It’s amazing what power can do to people, even to those who seem above reproach. You may or may not be a sports fan, but you’ve more than likely heard something about the scandal that has devastated one of the nation’s most respected college football teams and perhaps one of the most beloved men in collegiate sports. And it’s a shining example of how the things you don’t do are sometimes more important than the things you do.

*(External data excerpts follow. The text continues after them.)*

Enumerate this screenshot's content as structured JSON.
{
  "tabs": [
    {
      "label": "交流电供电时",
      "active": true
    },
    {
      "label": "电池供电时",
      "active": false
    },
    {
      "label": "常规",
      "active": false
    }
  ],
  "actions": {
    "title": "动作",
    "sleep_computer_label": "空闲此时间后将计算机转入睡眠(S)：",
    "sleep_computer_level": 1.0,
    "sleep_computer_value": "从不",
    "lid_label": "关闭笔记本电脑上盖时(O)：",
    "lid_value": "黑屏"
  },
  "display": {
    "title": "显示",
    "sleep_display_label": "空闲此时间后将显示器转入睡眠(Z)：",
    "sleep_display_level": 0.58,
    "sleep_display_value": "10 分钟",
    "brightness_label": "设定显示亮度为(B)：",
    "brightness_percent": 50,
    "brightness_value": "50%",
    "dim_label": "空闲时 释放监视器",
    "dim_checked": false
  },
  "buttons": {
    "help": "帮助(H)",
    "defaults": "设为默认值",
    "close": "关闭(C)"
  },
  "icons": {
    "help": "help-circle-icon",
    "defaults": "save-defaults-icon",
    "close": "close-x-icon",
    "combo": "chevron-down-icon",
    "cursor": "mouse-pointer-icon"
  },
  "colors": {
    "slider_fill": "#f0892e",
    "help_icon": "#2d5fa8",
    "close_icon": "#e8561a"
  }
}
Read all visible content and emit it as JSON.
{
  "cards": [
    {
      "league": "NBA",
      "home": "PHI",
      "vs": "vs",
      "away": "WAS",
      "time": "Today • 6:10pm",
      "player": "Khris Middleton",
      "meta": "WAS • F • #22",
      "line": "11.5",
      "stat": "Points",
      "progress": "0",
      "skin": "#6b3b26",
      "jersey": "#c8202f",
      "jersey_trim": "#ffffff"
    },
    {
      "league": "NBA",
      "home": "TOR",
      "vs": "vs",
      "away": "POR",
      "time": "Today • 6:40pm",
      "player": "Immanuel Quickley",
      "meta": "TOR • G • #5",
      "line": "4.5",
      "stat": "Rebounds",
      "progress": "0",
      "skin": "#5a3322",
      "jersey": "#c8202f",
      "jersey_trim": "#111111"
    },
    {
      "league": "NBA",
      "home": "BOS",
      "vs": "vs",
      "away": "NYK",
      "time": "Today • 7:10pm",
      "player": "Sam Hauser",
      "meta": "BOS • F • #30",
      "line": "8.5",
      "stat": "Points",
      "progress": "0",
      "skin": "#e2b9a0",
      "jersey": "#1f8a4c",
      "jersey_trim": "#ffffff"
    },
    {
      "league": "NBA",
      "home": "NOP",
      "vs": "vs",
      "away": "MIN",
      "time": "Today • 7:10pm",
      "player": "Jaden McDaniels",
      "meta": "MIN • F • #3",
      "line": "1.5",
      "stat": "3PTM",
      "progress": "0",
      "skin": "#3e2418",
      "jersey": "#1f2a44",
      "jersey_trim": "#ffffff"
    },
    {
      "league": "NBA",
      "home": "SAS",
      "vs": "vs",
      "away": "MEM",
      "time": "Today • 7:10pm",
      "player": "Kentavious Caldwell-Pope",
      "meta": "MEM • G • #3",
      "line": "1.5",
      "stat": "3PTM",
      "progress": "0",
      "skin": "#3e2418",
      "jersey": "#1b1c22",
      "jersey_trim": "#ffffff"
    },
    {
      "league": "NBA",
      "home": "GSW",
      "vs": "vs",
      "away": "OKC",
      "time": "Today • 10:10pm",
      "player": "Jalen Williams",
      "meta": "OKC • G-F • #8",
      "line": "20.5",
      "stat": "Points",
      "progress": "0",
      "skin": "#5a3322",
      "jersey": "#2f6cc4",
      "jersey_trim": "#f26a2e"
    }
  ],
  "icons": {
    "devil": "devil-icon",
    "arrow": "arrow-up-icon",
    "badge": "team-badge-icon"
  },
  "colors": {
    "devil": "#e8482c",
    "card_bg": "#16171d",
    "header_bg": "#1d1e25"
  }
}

For 61 years, Joe Paterno has been a familiar face on the sidelines (or in recent years, in the booth) at Penn State football games. It was largely in part to him why I followed the Nittany Lions. Short, lumpy and of Italian descent, he could just as easily have been one of my uncles as he was an iconic football coach. More than just a great coach, leading his team to many successes, he was a great molder of young men. Penn State has produced plenty of professional football players over the years–especially great linebackers–but more importantly than that, Paterno, or JoePa as he had become affectionately known in State College, Penn., seemed to be more concerned with preparing his athletes for life after football than his own prestige and accolades. Still, Paterno amassed 409 victories, the most in FBS (Football Bowl Subdivision) history. When his Nittany Lions earned the coach his 400th victory in 2010, Big-10 commissioner Jim Delany said of Paterno, “When they write the history of college football in the second half of the 20th century–and maybe the first half of the 21st century–he will be regarded among the greats. I’m not talking about just football or just college. I’m talking about one of the great coaches in the history of American sports.”

Unfortunately, we’ve learned far too often that being great at what you do doesn’t mean you’re a great person. Now, Paterno and Penn State University are in the eye of a scandal involving sexual abuse of children and a cover-up that lasted almost a decade.

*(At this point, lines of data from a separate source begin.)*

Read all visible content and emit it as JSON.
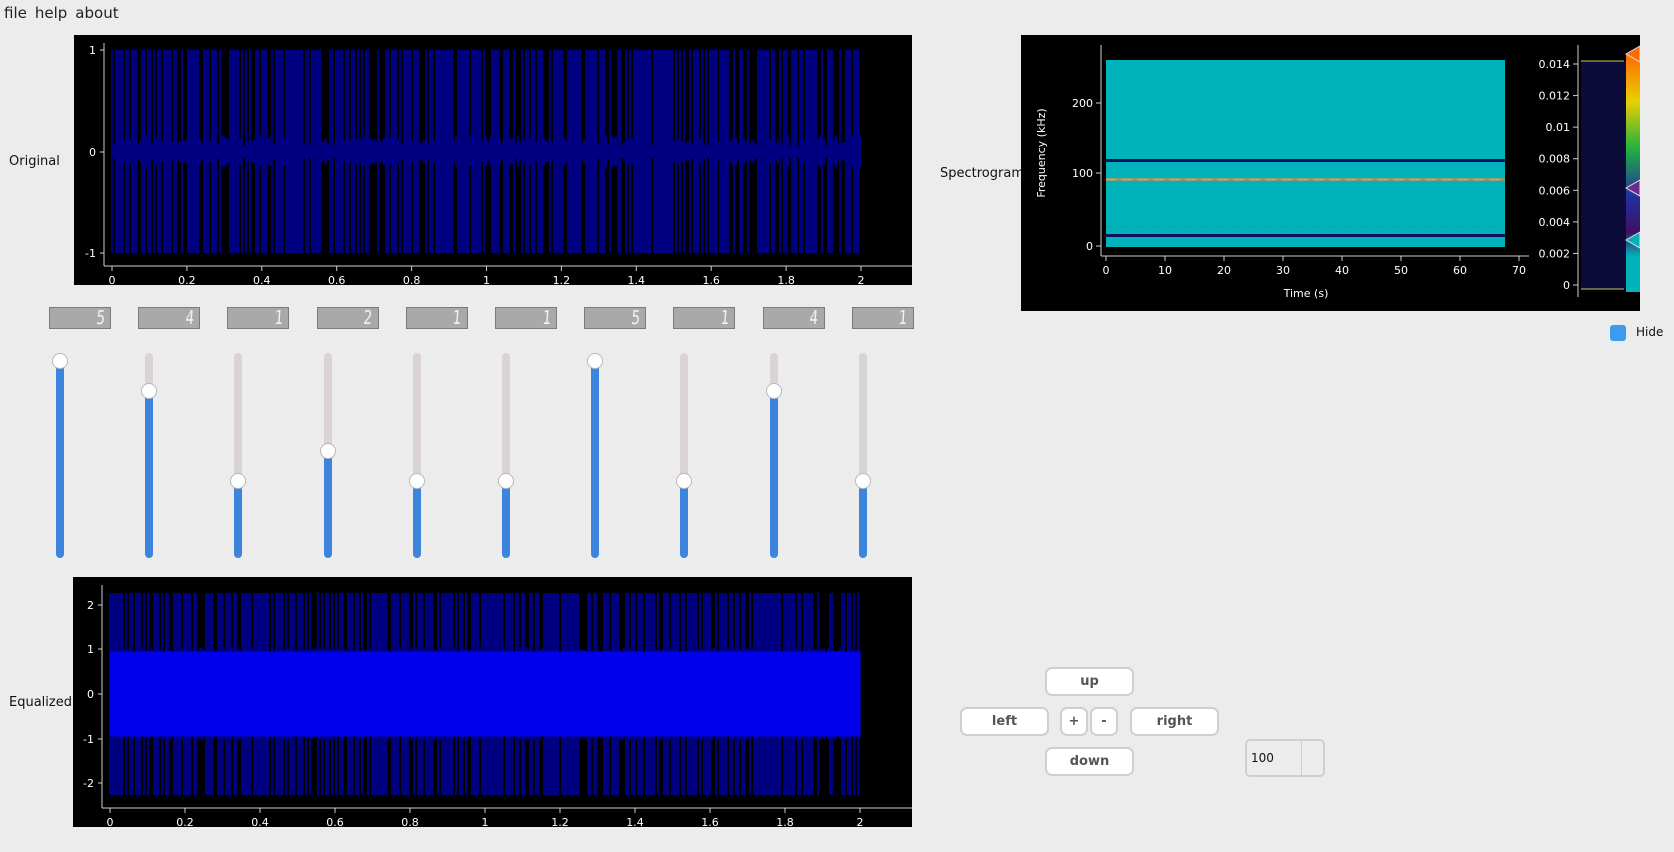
{
  "menu": [
    "file",
    "help",
    "about"
  ],
  "labels": {
    "original": "Original",
    "equalized": "Equalized",
    "spectrogram": "Spectrogram"
  },
  "original_plot": {
    "x_ticks": [
      "0",
      "0.2",
      "0.4",
      "0.6",
      "0.8",
      "1",
      "1.2",
      "1.4",
      "1.6",
      "1.8",
      "2"
    ],
    "y_ticks": [
      "1",
      "0",
      "-1"
    ],
    "trace_color": "#0000ff"
  },
  "equalized_plot": {
    "x_ticks": [
      "0",
      "0.2",
      "0.4",
      "0.6",
      "0.8",
      "1",
      "1.2",
      "1.4",
      "1.6",
      "1.8",
      "2"
    ],
    "y_ticks": [
      "2",
      "1",
      "0",
      "-1",
      "-2"
    ],
    "trace_color": "#0000ff"
  },
  "equalizer": {
    "max": 5,
    "bands": [
      {
        "display": "5",
        "value": 5
      },
      {
        "display": "4",
        "value": 4
      },
      {
        "display": "1",
        "value": 1
      },
      {
        "display": "2",
        "value": 2
      },
      {
        "display": "1",
        "value": 1
      },
      {
        "display": "1",
        "value": 1
      },
      {
        "display": "5",
        "value": 5
      },
      {
        "display": "1",
        "value": 1
      },
      {
        "display": "4",
        "value": 4
      },
      {
        "display": "1",
        "value": 1
      }
    ],
    "accent_color": "#3d84dd"
  },
  "spectrogram": {
    "xlabel": "Time (s)",
    "ylabel": "Frequency (kHz)",
    "x_ticks": [
      "0",
      "10",
      "20",
      "30",
      "40",
      "50",
      "60",
      "70"
    ],
    "y_ticks": [
      "200",
      "100",
      "0"
    ],
    "colorbar_ticks": [
      "0.014",
      "0.012",
      "0.01",
      "0.008",
      "0.006",
      "0.004",
      "0.002",
      "0"
    ],
    "background_color": "#00b3bb",
    "band_color": "#101060"
  },
  "hide_checkbox": {
    "label": "Hide",
    "checked": true
  },
  "controls": {
    "up": "up",
    "left": "left",
    "plus": "+",
    "minus": "-",
    "right": "right",
    "down": "down"
  },
  "spinbox": {
    "value": "100"
  }
}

Jerry Sandusky, a similarly decorated defensive coach whose 23-year tenure under Paterno at Penn State ended in 1999, has been charged with multiple counts of sexual assault that could put him behind bars for 460 years. One such incident is purported to have happened in 2002 in the Penn State shower room. Though he was gone for three years, Sandusky still had access to the university’s athletic facilities. According to the grand jury indictment, then-graduate assistant Mike McQueary walked in on Sandusky raping a boy believed to be around 10 years old. Instead of calling the police or, you know, tackling the asshole to the ground and beating the shit out of him, McQueary left the scene to call Paterno, who then called campus police. And that was that–until now.

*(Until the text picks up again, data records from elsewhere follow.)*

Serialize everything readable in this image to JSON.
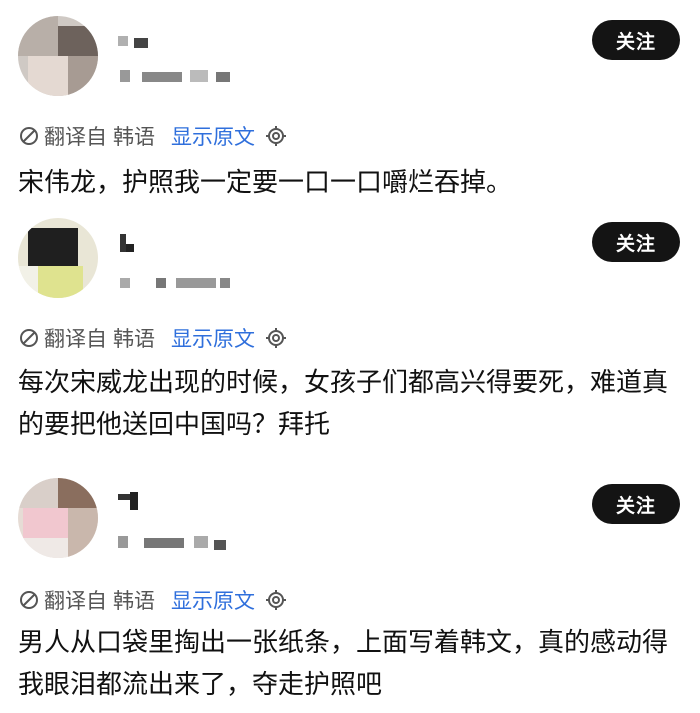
{
  "posts": [
    {
      "follow_label": "关注",
      "translate": {
        "from": "翻译自",
        "lang": "韩语",
        "show_original": "显示原文"
      },
      "text": "宋伟龙，护照我一定要一口一口嚼烂吞掉。"
    },
    {
      "follow_label": "关注",
      "translate": {
        "from": "翻译自",
        "lang": "韩语",
        "show_original": "显示原文"
      },
      "text": "每次宋威龙出现的时候，女孩子们都高兴得要死，难道真的要把他送回中国吗？拜托"
    },
    {
      "follow_label": "关注",
      "translate": {
        "from": "翻译自",
        "lang": "韩语",
        "show_original": "显示原文"
      },
      "text": "男人从口袋里掏出一张纸条，上面写着韩文，真的感动得我眼泪都流出来了，夺走护照吧"
    }
  ],
  "colors": {
    "follow_bg": "#141414",
    "link": "#2f6fdc",
    "meta": "#555555"
  }
}
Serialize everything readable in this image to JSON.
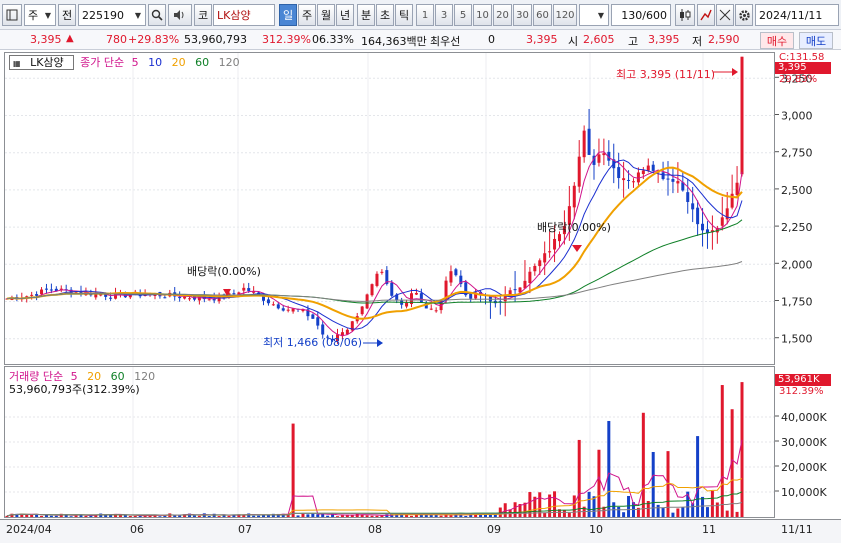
{
  "toolbar": {
    "market_label": "주",
    "period_label": "전",
    "code": "225190",
    "code_type": "코",
    "stock_name": "LK삼양",
    "periods": [
      "일",
      "주",
      "월",
      "년",
      "분",
      "초",
      "틱"
    ],
    "active_period": "일",
    "intervals": [
      "1",
      "3",
      "5",
      "10",
      "20",
      "30",
      "60",
      "120"
    ],
    "count": "130/600",
    "date": "2024/11/11"
  },
  "info": {
    "price": "3,395",
    "change": "780",
    "change_pct": "+29.83%",
    "volume": "53,960,793",
    "volume_pct": "312.39%",
    "turnover": "06.33%",
    "amount": "164,363백만",
    "pref_label": "최우선",
    "pref_value": "0",
    "pref_price": "3,395",
    "open_label": "시",
    "open": "2,605",
    "high_label": "고",
    "high": "3,395",
    "low_label": "저",
    "low": "2,590",
    "buy_label": "매수",
    "sell_label": "매도"
  },
  "price_pane": {
    "name_box": "LK삼양",
    "ma_title": "종가 단순",
    "ma_periods": [
      "5",
      "10",
      "20",
      "60",
      "120"
    ],
    "ma_colors": [
      "#d0148c",
      "#1b2fd0",
      "#f0a000",
      "#108028",
      "#808080"
    ],
    "high_annotation": "최고 3,395 (11/11)",
    "low_annotation": "최저 1,466 (08/06)",
    "dividend_label_1": "배당락(0.00%)",
    "dividend_label_2": "배당락(0.00%)",
    "right_top_label": "C:131.58",
    "price_tag": "3,395",
    "price_tag_pct": "29.83%"
  },
  "volume_pane": {
    "title": "거래량 단순",
    "ma_periods": [
      "5",
      "20",
      "60",
      "120"
    ],
    "ma_colors": [
      "#d0148c",
      "#f0a000",
      "#108028",
      "#808080"
    ],
    "value_line": "53,960,793주(312.39%)",
    "vol_tag": "53,961K",
    "vol_tag_pct": "312.39%"
  },
  "price_axis": {
    "ticks": [
      "3,250",
      "3,000",
      "2,750",
      "2,500",
      "2,250",
      "2,000",
      "1,750",
      "1,500"
    ],
    "tick_values": [
      3250,
      3000,
      2750,
      2500,
      2250,
      2000,
      1750,
      1500
    ]
  },
  "volume_axis": {
    "ticks": [
      "40,000K",
      "30,000K",
      "20,000K",
      "10,000K"
    ],
    "tick_values": [
      40000,
      30000,
      20000,
      10000
    ]
  },
  "x_axis": {
    "labels": [
      "2024/04",
      "06",
      "07",
      "08",
      "09",
      "10",
      "11",
      "11/11"
    ]
  },
  "colors": {
    "up": "#e0182d",
    "down": "#1440c8",
    "vol_up": "#e0182d",
    "vol_down": "#1440c8"
  },
  "chart_data": {
    "type": "candlestick",
    "title": "",
    "ylim": [
      1330,
      3420
    ],
    "volume_ylim": [
      0,
      60000
    ],
    "period_range": [
      "2024/04",
      "11/11"
    ],
    "candles_approx": [
      {
        "date": "08/06",
        "low": 1466
      },
      {
        "date": "11/11",
        "open": 2605,
        "high": 3395,
        "low": 2590,
        "close": 3395,
        "volume": 53961
      }
    ]
  }
}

After the story broke, people were fit to be tied, for obvious reasons, but those defending Paterno were equal in fervor. Students staged a demonstration in support of JoePa when he announced that he would retire his long-held position at the end of the football season. The next day, university officials finally removed their thumbs from their asses and fired Paterno, which set off a riot on campus. School president Graham Spanier has also been fired as a result of this horror story; however, McQueary somehow still has a job with the university and as of the writing of this article has only been placed on “administrative leave.” WOW.

I’ve been cursed with a strong sense of empathy. I can imagine Paterno and company’s side of the story here. He has stated that the incident wasn’t explained to him in the same excruciating detail as McQueary relayed to a grand jury, but even if that wasn’t the case, and God or whoever forgive me, I can still understand where Paterno was coming from. Getting news that a trusted colleague and companion has all along been a psychopathic monster had to have come as quite a shock; or, at the very least, sort of like the time you heard Santa Claus didn’t exist. Sure, you kind of suspected it, but how could you be sure. In any case, believing in the good far outweighed accepting the bad. I think if I were in Paterno’s shoes, my initial reaction might have been similar. Who would want to deal with that kind of news? Also, he didn’t witness it himself. But, I don’t know, after a couple of minutes, after the shock wore off, I believe I would have done what any other human being with half a heart would have done and, at the very least, notified the proper authorities. Instead, a simple decision, to pick up the phone or not to, has ballooned into more victims, lives torn apart for those directly affected–the victims and their families–right down to the young athletes donning the Plain Vanilla uniforms of the Nittany Lions who had hopes of fulfilling their dreams as pro football players one day.

This is a valuable lesson to those students rioting in defense of their once-great coach and the face of their beloved football team. People in power care about one thing. Hint: It ain’t you.